Friday, April 5, 2013

Deep Moat Grange  -  1908
Samuel Rutherford Crockett
370 pages
genre  -  Mystery (with gothic tendencies)
my rating  -  3 out of 5 stars

The story is told in the first person by a young man.  His name is Joe Yarrow, who is "a big fellow and getting on for seventeen."  The author did a very good job of making this boy appealing.  His attitude, witty asides, charm and down-to-earthiness kept the story from getting too dark. 

Before school starts that morning, Joe has gone to his girlfriend's house to talk to her.  He describes Elsie as "ever such a nice girl", "pretty, but not set up about it", "a tallish slip of a girl, who walked like a boy, a first-rate whistler, and a good jumper at a ditch."  Elsie opens a front window to talk to Joe.  They hadn't gotten far into a conversation when Elsie points at something over Joe's shoulder.  "Do look - what's that?"  It's the village postman's wagon, without a driver and splattered with blood.  The postman is missing, along with the mail bags and parcels he would have picked up that morning.  It's a mystery. 

Soon there are more missing people, hidden tunnels, a minister's secrets, kidnapping, mobs, two irritating girls from London, and madness. 

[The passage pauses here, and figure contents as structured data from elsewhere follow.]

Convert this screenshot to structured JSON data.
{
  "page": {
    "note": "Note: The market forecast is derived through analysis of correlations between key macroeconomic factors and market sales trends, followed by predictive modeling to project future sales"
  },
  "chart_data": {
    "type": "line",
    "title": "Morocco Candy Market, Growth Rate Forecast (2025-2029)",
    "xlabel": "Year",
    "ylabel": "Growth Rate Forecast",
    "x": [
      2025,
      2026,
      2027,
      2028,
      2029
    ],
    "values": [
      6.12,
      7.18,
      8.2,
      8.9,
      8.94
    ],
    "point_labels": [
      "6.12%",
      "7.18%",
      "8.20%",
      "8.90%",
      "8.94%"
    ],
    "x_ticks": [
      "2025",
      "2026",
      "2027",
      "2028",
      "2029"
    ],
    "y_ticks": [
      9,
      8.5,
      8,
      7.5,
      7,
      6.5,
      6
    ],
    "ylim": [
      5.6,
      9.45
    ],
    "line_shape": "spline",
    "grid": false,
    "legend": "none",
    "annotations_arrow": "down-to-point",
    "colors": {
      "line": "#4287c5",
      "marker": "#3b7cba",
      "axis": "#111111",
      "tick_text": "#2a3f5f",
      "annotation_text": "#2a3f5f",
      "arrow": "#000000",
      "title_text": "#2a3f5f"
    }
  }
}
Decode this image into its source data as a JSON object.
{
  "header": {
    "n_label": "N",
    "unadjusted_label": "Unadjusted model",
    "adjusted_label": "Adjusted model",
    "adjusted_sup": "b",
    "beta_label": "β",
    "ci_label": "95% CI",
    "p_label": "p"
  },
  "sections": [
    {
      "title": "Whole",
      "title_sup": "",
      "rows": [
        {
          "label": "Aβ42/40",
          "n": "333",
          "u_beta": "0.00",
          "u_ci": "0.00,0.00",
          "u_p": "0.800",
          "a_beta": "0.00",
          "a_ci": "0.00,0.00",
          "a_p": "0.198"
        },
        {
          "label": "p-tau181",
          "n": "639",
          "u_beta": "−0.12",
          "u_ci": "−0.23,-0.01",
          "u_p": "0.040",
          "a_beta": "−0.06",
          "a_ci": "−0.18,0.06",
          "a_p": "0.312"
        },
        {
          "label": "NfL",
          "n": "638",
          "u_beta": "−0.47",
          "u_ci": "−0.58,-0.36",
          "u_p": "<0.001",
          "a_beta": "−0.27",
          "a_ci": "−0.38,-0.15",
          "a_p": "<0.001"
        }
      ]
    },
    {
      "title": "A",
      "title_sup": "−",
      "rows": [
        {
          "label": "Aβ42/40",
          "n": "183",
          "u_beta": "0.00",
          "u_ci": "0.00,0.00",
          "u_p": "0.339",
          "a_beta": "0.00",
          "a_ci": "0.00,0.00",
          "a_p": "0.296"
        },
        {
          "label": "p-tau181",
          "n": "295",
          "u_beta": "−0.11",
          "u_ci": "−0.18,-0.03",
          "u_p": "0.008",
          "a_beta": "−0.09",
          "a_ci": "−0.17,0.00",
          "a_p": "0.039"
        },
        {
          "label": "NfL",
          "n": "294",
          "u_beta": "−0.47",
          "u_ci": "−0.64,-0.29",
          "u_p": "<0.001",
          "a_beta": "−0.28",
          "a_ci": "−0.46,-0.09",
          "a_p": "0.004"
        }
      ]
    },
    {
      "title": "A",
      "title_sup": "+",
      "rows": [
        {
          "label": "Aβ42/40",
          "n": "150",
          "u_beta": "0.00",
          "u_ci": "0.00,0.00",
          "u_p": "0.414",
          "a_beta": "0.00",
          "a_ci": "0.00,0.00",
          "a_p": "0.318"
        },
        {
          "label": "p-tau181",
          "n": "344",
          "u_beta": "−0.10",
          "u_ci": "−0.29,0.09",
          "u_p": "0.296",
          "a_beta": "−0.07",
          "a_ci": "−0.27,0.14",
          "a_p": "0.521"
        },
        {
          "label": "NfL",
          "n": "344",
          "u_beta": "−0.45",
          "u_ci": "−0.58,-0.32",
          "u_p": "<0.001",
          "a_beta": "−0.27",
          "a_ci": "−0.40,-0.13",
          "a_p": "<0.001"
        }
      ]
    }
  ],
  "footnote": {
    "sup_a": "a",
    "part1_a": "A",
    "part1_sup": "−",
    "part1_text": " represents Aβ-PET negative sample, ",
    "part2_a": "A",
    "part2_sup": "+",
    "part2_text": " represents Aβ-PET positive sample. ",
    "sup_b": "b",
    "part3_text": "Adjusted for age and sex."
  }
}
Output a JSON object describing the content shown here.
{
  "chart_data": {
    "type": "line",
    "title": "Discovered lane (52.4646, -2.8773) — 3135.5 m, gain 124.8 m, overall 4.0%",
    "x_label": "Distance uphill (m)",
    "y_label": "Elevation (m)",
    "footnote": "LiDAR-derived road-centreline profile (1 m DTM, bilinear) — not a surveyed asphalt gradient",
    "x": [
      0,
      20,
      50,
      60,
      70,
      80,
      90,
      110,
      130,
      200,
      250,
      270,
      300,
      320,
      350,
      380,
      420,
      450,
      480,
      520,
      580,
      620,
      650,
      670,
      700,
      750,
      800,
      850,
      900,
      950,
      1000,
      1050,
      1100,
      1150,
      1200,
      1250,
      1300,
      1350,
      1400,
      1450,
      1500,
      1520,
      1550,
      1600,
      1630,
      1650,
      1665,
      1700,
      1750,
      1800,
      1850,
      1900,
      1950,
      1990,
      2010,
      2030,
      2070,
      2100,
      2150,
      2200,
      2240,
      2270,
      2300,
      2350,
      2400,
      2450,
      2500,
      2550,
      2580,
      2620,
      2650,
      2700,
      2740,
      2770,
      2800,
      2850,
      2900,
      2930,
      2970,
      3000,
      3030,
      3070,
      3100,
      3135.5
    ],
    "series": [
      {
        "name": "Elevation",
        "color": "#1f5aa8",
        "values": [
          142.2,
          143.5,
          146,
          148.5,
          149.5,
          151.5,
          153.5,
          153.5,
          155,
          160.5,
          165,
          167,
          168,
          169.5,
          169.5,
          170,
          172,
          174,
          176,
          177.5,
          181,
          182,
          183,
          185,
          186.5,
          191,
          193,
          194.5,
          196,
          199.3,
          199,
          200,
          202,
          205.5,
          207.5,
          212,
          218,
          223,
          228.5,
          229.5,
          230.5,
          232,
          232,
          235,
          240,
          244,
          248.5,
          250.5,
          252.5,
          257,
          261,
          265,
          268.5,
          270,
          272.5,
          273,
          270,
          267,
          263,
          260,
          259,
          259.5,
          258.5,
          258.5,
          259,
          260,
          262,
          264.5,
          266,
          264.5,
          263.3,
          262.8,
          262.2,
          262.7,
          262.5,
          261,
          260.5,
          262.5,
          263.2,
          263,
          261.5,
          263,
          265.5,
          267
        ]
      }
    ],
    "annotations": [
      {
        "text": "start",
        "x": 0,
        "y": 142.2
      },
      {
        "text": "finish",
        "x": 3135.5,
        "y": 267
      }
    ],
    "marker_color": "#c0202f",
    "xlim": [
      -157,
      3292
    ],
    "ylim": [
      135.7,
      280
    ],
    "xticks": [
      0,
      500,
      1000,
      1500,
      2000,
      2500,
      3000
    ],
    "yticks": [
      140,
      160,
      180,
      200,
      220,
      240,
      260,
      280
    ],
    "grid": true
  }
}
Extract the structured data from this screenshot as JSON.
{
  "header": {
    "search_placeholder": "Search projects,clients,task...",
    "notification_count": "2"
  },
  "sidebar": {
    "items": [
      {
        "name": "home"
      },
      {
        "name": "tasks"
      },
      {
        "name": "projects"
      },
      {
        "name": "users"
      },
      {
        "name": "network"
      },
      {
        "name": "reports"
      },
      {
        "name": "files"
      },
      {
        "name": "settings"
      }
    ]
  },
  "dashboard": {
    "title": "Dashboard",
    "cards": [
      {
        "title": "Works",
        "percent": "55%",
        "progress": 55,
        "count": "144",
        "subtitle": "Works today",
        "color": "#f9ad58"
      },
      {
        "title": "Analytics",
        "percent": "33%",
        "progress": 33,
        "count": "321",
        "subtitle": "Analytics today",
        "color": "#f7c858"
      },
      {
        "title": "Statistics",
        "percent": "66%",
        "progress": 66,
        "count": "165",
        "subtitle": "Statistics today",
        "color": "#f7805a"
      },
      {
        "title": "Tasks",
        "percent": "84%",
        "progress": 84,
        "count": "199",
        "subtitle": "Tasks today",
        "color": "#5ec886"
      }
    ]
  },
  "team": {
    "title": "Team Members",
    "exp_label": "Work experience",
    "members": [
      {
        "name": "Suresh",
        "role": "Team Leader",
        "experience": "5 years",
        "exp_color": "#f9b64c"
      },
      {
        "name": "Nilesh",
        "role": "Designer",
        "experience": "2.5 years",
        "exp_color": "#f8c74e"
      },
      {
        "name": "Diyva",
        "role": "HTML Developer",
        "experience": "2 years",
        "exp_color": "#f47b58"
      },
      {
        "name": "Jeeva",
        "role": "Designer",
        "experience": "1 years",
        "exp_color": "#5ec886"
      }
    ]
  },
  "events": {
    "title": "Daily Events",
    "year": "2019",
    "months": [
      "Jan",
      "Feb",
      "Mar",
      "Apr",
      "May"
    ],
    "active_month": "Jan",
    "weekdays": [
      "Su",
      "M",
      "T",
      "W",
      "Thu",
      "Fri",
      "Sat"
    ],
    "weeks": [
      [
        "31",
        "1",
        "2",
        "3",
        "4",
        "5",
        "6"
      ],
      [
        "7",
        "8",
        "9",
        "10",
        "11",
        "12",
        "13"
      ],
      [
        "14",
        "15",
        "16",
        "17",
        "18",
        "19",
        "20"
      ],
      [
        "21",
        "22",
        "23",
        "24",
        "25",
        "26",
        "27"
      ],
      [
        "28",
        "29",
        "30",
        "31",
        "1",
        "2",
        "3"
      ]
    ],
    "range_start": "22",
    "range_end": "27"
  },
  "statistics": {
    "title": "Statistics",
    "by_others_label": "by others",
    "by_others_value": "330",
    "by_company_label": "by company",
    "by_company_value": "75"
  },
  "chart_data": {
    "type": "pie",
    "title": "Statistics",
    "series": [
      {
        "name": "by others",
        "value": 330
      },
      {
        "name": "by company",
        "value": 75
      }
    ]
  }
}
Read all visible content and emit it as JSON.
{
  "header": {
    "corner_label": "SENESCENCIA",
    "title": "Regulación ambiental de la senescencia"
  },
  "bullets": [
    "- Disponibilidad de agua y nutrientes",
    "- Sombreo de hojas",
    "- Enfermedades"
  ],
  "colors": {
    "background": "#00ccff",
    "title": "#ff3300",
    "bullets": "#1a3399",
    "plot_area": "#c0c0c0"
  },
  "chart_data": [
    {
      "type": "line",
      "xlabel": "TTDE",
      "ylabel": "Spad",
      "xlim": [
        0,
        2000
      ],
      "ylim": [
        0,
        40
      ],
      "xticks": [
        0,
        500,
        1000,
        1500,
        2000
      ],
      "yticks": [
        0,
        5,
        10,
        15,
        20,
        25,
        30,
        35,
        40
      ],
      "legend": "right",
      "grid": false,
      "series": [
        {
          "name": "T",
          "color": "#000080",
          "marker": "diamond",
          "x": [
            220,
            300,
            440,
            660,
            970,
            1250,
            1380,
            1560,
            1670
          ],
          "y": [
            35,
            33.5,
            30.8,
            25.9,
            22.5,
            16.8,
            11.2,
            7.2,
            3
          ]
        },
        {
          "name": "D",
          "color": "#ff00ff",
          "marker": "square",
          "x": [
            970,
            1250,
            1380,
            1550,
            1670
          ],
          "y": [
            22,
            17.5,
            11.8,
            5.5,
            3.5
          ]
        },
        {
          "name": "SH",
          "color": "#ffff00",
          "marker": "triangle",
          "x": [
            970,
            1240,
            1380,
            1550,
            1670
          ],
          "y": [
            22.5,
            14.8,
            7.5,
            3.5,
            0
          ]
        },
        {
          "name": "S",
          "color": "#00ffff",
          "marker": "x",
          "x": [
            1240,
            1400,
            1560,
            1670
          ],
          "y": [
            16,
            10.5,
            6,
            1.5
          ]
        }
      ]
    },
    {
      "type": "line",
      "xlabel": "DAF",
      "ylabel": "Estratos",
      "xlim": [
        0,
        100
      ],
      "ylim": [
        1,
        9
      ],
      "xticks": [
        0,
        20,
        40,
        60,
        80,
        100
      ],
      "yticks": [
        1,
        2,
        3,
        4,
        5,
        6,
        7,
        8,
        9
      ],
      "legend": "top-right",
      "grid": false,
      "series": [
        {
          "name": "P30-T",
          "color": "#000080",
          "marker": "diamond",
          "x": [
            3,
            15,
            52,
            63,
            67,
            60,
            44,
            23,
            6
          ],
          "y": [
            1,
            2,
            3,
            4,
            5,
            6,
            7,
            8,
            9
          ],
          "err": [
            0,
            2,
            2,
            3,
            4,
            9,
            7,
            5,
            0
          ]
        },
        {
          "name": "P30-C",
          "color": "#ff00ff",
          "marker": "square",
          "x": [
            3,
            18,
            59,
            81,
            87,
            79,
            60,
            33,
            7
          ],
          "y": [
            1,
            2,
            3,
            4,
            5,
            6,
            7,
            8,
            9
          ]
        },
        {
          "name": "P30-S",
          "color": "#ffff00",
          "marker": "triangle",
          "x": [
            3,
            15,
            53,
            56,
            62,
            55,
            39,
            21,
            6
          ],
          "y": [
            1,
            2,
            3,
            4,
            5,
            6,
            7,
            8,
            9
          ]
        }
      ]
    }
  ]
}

I had a hard time deciding on my rating.  Although I enjoyed the story, it didn't keep my attention.  And the author did tend to go off on long tangents.   

About the author  -

Samuel Rutherford Crockett was born 24 September 1859 in Galloway, Scotland.  He graduated from Edinburgh University in 1879.  After travelling for a few years, he became in a minister in 1886. That same year he produced a book of verse.  Crockett soon gave up the ministry for novel writing.  Most of his novels featured his native Galloway.  He was friends with J M Barrie and R L Stevenson.  A monument to Crockett can be seen at Laurieston, near Castle Douglas, Kirkcudbrightshire.